To me, sensual pleasure enhances and contributes to sexual pleasure. They are inextricably connected. We could define sexual pleasure as located in the genitals and potentially leading to orgasm, and sensual pleasure as more widely spread sensations that affect the body and create sensitivity and well-being.

As I mentioned before, when we become stressed or overloaded or are experiencing trauma (fresh or old), we are no longer sensitive to sensations. This often results in diminished pleasure and sensual awareness.

One way to heighten sensation is to provide ever more stimuli, but ultimately this creates more numbness. Another way is to focus on sensual awareness and create sensitivity, which then allows sexual pleasure to be more readily available.

Q

How do you approach trauma work with your clients?

 

A

We can look at feelings and emotions through the lens of the body. Once we understand that the body has its own innate intelligence and mechanisms to release stress, sadness, and trauma, we can support our body as it releases and restores.
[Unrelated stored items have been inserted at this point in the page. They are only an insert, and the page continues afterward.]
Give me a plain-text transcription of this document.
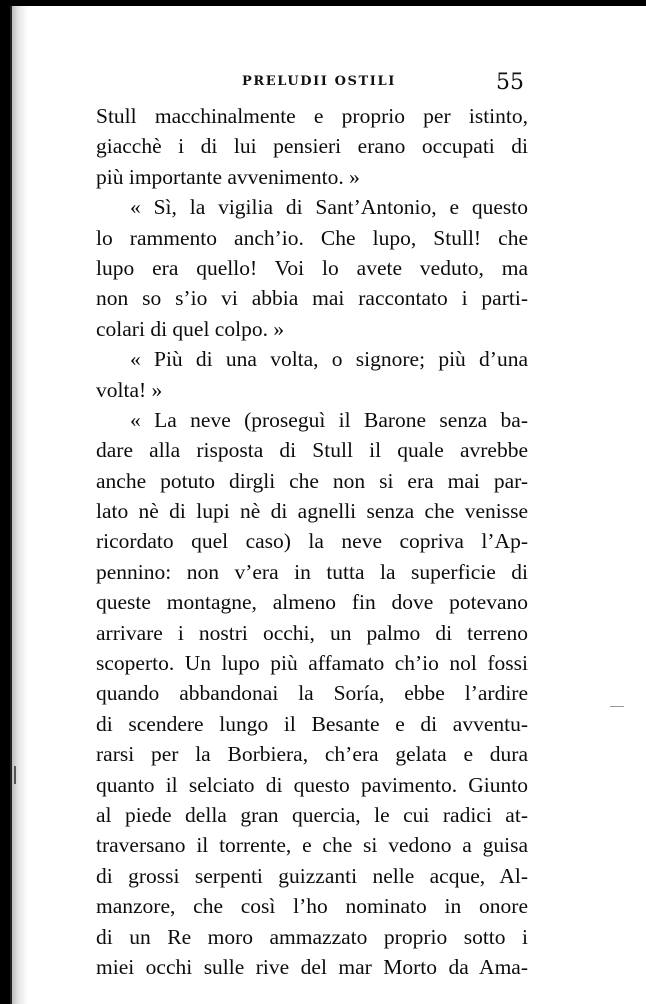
PRELUDII OSTILI	55
Stull macchinalmente e proprio per istinto,
giacchè i di lui pensieri erano occupati di
più importante avvenimento. »
« Sì, la vigilia di Sant’Antonio, e questo
lo rammento anch’io. Che lupo, Stull! che
lupo era quello! Voi lo avete veduto, ma
non so s’io vi abbia mai raccontato i parti-
colari di quel colpo. »
« Più di una volta, o signore; più d’una
volta! »
« La neve (proseguì il Barone senza ba-
dare alla risposta di Stull il quale avrebbe
anche potuto dirgli che non si era mai par-
lato nè di lupi nè di agnelli senza che venisse
ricordato quel caso) la neve copriva l’Ap-
pennino: non v’era in tutta la superficie di
queste montagne, almeno fin dove potevano
arrivare i nostri occhi, un palmo di terreno
scoperto. Un lupo più affamato ch’io nol fossi
quando abbandonai la Soría, ebbe l’ardire
di scendere lungo il Besante e di avventu-
rarsi per la Borbiera, ch’era gelata e dura
quanto il selciato di questo pavimento. Giunto
al piede della gran quercia, le cui radici at-
traversano il torrente, e che si vedono a guisa
di grossi serpenti guizzanti nelle acque, Al-
manzore, che così l’ho nominato in onore
di un Re moro ammazzato proprio sotto i
miei occhi sulle rive del mar Morto da Ama-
For the body intelligence to start the release, we need to allow for unstructured, nonlinear ways of movement so physical hold patterns, constriction, and bracing can loosen and the emotional content can be washed out via emotions and bodily release.

There are many somatic modalities available to facilitate this kind of release, among them the Non-Linear Movement Method®, which I developed to aid in this process gently and without force. The exercise I described earlier to bring attention and energy back into the lower body draws from this method.

“Once we understand that the body has its own innate intelligence and mechanisms to release stress, sadness, and trauma, we can support our body as it releases and restores.”

By knowing that we can attend to the body as a means to release, we are free to enjoy life and at the same time know that we have tools to attend to our wounds and traumas. We can use somatic movement as a way to work with past experiences as well as when something has just occurred. The good news is that the body knows what to do; we just need to provide the movement to access our bodily genius.

 


Michaela Boehm is an intimacy and sexuality teacher and Tantra expert. She’s also the author of The Wild Woman’s Way: Unlock Your Full Potential for Pleasure, Power, and Fulfillment.